We have a data analytics pipeline, and we're struggling with it being almost but not quite standardised.
We go though various ingestion / cleaning / analytics steps which are often quite similar across different data analysis projects, but there's enough project-specific variation that we can't just functionalise the lot.
Each step is usually a combination of markdown and one or more code chunks.
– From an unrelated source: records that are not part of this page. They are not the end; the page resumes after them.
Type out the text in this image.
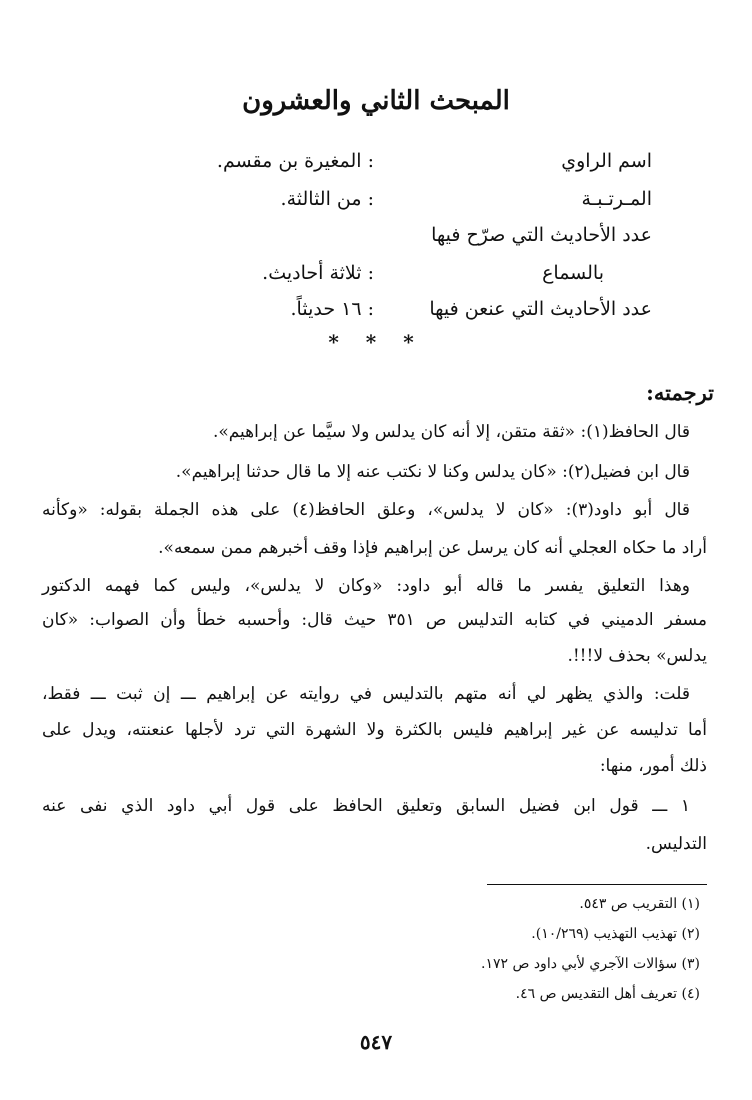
المبحث الثاني والعشرون
اسم الراوي
: المغيرة بن مقسم.
المـرتـبـة
: من الثالثة.
عدد الأحاديث التي صرّح فيها
بالسماع
: ثلاثة أحاديث.
عدد الأحاديث التي عنعن فيها
: ١٦ حديثاً.
* * *
ترجمته:
قال الحافظ(١): «ثقة متقن، إلا أنه كان يدلس ولا سيَّما عن إبراهيم».
قال ابن فضيل(٢): «كان يدلس وكنا لا نكتب عنه إلا ما قال حدثنا إبراهيم».
قال أبو داود(٣): «كان لا يدلس»، وعلق الحافظ(٤) على هذه الجملة بقوله: «وكأنه
أراد ما حكاه العجلي أنه كان يرسل عن إبراهيم فإذا وقف أخبرهم ممن سمعه».
وهذا التعليق يفسر ما قاله أبو داود: «وكان لا يدلس»، وليس كما فهمه الدكتور
مسفر الدميني في كتابه التدليس ص ٣٥١ حيث قال: وأحسبه خطأ وأن الصواب: «كان
يدلس» بحذف لا!!!.
قلت: والذي يظهر لي أنه متهم بالتدليس في روايته عن إبراهيم ـــ إن ثبت ـــ فقط،
أما تدليسه عن غير إبراهيم فليس بالكثرة ولا الشهرة التي ترد لأجلها عنعنته، ويدل على
ذلك أمور، منها:
١ ـــ قول ابن فضيل السابق وتعليق الحافظ على قول أبي داود الذي نفى عنه
التدليس.
(١) التقريب ص ٥٤٣.
(٢) تهذيب التهذيب (١٠/٢٦٩).
(٣) سؤالات الآجري لأبي داود ص ١٧٢.
(٤) تعريف أهل التقديس ص ٤٦.
٥٤٧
- some steps are pretty standardised in format (e.g. given our standard data input, plot and tabulate a certain statistic) but they will only be needed in certain projects
- some steps are similar but will need some manual code editing depending on the project - exactly which bit needs editing is variable enough that it's difficult to parametrise
- some steps are completely project-specific
- some steps were developed specifically for one project and later we found we could recycle them for a different one
At the moment, we're doing a lot of copy-pasting (terrible for VC), rewriting the same code (waste of time), working of a "default template" which doesn't capture most of the chunks/modules we've developed over time, and overall being frustrated and unhappy.
We could work toward more functionalisation - however this makes edits tricky, and (personal opinion) I think hiding a lot of processing steps behind a function call can make the pipeline code quite hard to interpret.
We have explored Rmarkdown child documents / Quarto includes - is this the only way? They always feel like a minor functional feature and I'm a bit worried about hanging our entire pipeline structure on them.
What I think I'm envisioning is a "packaging system" for Rmd child documents, with a formalised documentation structure, and the ability to use the step document as-is or with modification. Is there any (non-absurd) way to repurpose an R package to work this way? Are we better off with a child document library repo that we fork for every project? Is there another way to accomplish this that I'm not thinking of?